- Born: 4 August 1961 (age 64) United Kingdom
- Education: St. Andrew's Girls' Primary School, Queen's College, Barbados Community College, University of the West Indies (Cave Hill), Virginia Commonwealth University
- Occupations: Politician, journalist, businesswoman, activist
- Office: Senator and Parliamentary Secretary, Ministry of Culture and Community Development
- Political party: Democratic Labour Party
- Spouse: Granville Garner
- Children: 2 (Fidel and Malcolm)

= Irene Sandiford-Garner =

Barbadian politician

Irene Sandiford-Garner (born 4 August 1961) is a Barbadian politician, journalist, businesswoman and activist, who is a member of the Democratic Labour Party and national delegate to the Inter-American Commission of Women.

==Early life and education==
Sandiford-Garner was born in the United Kingdom and moved to Barbados at the age of eight.
She grew up in Saint Andrew Parish, and received her education at St.

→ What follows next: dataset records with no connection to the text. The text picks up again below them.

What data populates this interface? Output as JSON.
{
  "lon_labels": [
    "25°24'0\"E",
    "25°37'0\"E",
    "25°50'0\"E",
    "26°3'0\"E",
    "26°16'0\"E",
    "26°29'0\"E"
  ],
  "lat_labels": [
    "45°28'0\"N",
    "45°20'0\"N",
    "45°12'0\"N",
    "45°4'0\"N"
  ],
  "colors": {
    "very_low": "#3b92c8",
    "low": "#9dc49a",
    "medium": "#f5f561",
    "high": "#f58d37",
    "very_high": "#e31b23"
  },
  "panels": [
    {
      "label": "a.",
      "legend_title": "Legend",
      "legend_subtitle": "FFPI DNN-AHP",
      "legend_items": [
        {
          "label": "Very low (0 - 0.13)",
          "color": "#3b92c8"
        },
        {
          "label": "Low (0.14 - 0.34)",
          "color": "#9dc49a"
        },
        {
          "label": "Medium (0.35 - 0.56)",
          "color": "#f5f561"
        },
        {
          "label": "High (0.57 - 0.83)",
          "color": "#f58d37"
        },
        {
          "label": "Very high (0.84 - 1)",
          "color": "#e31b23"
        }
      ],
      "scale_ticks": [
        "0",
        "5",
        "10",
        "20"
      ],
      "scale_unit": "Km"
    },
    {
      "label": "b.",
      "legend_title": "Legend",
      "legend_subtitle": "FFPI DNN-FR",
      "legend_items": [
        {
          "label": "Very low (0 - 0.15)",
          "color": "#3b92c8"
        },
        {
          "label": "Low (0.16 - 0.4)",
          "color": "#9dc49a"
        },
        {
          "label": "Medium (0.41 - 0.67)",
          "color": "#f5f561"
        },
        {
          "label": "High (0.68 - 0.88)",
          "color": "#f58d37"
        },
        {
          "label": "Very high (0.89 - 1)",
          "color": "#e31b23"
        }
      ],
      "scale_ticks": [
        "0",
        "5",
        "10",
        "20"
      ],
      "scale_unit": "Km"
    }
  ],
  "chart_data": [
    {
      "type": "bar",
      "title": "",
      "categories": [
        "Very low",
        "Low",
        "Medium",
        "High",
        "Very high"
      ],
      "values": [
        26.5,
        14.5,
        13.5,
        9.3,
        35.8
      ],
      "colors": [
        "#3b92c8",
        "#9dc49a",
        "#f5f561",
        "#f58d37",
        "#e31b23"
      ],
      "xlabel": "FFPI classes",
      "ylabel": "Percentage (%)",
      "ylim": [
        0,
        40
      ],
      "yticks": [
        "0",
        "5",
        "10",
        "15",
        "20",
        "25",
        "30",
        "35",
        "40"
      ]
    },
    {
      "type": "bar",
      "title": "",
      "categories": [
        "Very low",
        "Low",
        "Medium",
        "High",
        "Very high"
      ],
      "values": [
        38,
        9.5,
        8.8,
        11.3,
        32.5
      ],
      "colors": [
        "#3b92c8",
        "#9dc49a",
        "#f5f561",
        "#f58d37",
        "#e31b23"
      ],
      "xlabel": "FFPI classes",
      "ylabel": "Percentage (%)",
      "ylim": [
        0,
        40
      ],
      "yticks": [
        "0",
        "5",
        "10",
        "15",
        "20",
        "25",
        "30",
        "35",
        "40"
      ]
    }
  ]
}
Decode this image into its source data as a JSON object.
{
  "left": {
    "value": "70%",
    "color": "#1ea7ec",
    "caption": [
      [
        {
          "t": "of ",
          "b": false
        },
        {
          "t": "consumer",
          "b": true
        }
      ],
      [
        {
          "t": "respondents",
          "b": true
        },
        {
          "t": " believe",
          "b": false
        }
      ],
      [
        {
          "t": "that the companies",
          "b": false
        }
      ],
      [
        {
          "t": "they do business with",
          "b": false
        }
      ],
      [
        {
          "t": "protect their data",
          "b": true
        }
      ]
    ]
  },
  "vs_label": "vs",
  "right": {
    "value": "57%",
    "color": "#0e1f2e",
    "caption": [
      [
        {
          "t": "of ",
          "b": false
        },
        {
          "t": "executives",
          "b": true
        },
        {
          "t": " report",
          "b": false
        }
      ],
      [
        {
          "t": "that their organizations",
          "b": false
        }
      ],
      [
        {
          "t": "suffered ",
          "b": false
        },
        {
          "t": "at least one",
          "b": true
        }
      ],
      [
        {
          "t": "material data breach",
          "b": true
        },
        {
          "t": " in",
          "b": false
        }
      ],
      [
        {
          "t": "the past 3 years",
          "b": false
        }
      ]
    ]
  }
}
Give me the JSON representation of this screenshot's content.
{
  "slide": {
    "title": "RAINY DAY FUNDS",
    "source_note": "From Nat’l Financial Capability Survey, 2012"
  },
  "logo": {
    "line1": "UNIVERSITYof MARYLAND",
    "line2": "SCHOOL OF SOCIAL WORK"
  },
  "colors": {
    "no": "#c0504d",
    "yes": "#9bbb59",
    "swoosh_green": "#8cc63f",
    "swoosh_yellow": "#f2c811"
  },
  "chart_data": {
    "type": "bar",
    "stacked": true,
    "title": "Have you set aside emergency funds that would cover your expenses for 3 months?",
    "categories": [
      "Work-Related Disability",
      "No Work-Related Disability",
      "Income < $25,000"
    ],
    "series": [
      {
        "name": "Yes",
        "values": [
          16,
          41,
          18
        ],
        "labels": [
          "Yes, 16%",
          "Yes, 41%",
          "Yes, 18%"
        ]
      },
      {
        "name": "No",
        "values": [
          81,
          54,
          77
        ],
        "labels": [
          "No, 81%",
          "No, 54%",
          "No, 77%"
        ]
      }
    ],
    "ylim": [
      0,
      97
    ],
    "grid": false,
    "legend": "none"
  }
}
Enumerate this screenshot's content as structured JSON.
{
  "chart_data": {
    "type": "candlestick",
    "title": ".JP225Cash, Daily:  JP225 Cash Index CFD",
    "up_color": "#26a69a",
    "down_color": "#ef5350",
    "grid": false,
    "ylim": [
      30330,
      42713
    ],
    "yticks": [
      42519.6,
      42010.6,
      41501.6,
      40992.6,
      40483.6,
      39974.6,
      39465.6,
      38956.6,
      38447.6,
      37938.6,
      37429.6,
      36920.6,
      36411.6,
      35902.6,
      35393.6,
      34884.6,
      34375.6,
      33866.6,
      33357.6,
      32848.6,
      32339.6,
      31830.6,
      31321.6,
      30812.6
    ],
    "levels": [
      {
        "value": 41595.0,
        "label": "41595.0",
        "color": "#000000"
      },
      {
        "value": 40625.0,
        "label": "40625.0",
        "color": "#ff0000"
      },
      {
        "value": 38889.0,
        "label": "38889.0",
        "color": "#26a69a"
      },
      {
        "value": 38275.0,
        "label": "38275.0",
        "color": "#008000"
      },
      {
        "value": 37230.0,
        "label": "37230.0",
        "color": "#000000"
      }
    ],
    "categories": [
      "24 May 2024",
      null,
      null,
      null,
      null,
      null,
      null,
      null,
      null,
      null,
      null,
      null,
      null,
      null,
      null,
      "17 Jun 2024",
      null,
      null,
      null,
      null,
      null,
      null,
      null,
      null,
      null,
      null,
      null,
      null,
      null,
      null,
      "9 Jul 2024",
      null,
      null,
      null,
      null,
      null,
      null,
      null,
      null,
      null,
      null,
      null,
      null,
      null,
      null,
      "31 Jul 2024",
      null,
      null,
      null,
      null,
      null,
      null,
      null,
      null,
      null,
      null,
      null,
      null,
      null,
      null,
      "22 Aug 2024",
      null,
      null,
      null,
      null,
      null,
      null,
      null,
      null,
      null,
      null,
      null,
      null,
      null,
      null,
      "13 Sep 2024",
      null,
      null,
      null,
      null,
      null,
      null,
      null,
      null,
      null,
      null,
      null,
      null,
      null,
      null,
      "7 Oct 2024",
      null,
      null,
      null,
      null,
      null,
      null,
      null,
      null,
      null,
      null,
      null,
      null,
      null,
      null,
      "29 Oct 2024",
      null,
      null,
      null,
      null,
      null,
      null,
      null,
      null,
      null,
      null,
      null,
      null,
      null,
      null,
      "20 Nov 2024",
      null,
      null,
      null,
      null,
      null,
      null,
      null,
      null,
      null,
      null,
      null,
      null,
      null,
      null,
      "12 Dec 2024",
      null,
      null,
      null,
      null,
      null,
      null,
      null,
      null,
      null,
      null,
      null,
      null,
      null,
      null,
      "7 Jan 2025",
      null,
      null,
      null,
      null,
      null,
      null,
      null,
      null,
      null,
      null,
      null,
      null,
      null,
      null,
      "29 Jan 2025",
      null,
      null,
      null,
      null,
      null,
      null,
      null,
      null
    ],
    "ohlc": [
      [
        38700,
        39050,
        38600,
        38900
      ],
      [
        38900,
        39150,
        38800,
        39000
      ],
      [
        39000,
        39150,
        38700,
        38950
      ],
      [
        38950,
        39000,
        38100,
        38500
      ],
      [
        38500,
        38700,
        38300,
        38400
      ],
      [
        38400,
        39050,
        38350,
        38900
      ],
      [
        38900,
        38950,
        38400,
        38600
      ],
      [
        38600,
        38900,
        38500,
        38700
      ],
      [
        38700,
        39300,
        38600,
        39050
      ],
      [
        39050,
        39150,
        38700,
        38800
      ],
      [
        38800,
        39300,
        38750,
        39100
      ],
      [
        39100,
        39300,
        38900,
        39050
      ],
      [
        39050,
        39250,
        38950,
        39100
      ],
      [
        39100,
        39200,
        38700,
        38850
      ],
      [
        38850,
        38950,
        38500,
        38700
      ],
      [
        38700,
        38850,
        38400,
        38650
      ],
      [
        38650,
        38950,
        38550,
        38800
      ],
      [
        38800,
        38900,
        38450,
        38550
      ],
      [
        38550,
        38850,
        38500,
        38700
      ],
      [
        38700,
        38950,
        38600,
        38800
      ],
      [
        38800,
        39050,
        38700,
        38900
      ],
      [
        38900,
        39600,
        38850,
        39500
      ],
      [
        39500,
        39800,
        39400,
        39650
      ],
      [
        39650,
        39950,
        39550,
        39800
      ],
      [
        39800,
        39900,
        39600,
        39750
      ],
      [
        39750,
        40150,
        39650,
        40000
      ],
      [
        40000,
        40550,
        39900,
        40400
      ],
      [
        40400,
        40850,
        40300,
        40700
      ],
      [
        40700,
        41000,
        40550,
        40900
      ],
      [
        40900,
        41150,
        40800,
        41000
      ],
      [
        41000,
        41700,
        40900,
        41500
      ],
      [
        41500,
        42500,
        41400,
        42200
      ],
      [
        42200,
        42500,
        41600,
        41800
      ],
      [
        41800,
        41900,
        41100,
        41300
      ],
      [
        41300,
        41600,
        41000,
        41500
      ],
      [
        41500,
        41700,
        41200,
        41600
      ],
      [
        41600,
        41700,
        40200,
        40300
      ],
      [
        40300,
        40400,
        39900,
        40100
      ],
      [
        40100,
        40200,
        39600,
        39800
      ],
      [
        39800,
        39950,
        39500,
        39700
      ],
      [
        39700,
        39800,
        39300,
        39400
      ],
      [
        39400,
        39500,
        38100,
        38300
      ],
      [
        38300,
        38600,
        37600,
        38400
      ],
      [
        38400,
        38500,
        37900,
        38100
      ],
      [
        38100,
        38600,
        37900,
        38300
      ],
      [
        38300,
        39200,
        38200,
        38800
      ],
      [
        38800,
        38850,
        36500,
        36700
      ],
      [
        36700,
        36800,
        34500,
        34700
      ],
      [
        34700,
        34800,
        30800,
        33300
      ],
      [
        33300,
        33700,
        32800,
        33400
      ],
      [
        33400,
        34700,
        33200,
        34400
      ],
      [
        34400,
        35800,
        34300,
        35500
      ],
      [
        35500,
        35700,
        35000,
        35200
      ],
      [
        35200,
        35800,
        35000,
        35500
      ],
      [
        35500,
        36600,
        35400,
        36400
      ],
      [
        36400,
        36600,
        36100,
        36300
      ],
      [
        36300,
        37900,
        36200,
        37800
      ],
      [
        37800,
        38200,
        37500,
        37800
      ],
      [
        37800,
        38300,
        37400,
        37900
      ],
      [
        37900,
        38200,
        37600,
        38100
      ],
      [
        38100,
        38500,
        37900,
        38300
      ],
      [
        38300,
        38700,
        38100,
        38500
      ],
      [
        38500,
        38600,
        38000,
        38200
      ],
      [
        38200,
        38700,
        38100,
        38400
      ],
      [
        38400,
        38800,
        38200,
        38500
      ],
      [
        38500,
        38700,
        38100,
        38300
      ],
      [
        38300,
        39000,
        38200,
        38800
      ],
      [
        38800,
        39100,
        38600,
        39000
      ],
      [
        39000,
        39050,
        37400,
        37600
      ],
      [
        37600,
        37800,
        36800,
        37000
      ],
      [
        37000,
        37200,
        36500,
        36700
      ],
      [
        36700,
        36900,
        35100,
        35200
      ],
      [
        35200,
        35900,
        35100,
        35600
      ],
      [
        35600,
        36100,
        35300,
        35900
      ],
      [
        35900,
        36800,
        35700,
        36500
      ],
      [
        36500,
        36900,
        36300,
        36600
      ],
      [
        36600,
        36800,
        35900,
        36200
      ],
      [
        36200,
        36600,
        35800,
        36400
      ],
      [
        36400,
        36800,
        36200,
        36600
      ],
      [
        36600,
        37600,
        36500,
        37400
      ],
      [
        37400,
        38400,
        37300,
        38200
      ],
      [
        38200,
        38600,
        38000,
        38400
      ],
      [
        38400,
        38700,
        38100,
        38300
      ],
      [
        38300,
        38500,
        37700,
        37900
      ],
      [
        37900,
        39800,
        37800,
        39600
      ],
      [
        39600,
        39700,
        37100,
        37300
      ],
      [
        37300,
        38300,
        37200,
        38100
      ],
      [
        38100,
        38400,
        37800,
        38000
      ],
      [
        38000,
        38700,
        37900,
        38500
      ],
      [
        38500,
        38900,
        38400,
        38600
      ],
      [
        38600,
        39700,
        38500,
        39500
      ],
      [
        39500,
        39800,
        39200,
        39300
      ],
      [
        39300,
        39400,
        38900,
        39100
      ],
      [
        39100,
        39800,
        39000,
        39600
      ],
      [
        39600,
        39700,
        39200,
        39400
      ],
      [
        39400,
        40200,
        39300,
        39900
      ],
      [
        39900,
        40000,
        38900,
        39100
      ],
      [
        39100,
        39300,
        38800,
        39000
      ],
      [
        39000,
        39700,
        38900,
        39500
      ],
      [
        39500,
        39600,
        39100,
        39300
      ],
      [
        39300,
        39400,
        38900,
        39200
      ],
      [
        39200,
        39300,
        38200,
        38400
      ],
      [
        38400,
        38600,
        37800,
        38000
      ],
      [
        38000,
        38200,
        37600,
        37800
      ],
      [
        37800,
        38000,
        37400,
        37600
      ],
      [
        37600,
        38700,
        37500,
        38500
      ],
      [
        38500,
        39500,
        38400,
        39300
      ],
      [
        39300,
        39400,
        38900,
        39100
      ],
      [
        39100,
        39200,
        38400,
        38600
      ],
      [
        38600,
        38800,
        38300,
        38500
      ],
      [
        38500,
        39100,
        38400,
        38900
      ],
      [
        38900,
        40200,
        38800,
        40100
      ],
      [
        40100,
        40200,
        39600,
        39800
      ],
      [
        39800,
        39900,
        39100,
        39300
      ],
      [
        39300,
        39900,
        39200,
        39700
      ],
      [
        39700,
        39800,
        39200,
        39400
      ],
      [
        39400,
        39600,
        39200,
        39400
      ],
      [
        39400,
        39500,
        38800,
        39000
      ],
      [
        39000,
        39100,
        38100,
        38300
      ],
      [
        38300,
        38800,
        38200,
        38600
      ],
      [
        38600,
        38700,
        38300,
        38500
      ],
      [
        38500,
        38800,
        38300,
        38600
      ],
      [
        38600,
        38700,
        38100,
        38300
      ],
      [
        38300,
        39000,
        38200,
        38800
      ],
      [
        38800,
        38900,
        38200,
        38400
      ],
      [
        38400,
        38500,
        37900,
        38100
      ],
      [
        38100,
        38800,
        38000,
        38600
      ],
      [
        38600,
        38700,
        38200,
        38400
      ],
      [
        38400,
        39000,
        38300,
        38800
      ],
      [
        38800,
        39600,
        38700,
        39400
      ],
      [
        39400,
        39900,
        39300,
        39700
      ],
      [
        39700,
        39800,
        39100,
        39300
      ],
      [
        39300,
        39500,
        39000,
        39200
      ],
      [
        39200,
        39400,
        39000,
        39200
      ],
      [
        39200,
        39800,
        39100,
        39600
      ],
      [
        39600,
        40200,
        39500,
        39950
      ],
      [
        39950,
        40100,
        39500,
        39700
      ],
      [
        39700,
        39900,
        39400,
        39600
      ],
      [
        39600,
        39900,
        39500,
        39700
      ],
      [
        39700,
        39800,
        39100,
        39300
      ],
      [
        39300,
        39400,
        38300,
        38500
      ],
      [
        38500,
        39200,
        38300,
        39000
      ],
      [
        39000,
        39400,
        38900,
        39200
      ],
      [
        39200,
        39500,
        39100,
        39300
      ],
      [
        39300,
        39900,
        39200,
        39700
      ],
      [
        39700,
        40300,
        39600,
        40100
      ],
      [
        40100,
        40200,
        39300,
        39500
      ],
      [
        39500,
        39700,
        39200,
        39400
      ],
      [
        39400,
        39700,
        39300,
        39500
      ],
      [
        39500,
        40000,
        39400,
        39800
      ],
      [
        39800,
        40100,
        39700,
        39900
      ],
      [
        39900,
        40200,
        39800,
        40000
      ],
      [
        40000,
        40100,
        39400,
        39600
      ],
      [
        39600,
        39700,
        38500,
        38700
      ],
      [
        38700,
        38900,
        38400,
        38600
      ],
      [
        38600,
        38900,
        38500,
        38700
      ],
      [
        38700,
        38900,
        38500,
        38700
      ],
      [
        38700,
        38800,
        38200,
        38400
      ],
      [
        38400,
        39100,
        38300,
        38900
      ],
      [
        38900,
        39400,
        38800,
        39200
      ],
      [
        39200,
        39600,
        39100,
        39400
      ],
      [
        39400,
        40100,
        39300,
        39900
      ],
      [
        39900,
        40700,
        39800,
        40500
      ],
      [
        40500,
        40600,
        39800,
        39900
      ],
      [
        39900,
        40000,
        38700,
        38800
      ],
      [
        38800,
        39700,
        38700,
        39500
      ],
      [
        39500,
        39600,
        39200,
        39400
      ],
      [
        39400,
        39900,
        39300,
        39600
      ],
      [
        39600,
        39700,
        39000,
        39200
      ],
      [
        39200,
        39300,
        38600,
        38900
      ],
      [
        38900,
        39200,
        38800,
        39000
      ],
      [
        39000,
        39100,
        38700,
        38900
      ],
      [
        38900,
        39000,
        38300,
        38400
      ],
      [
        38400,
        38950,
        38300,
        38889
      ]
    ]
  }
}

Andrew's Girls' Primary School, Queen's College, Barbados Community College and the University of the West Indies at Cave Hill Campus. She also received a scholarship by an earlier employer, the Nation Publishing Company, to study in the US at Virginia Commonwealth University in Richmond.

==Career==
Sandiford-Garner has been cited as the first female Barbadian journalist to land on Grenada after US intervention in 1983.
Between 1995 and 2006 Sandiford-Garner served as a marketing manager for Barbados's largest credit union, in which she was responsible for launching them in the US, a year after she became employed with them.

After a career in journalism and marketing, Sandiford-Garner joined the Democratic Labour Party . Since February 2008 she has been a senator and Parliamentary Secretary in the Ministry of Culture and Community Development, and since August 2008, she has been a national delegate to the Inter-American Commission of Women. She has also been involved in the 25th Regional Women of the Church of God Symposium, various UNIFEM workshops across the Caribbean, and was a featured speaker for the 2009 International Women's Day symposium, held by the National Organization for Women (NOW).

==Personal life==
Sandiford-Garner is married to Granville Garner and has two sons, Fidel and Malcolm. The couple own a laundry and an entertainment management firm.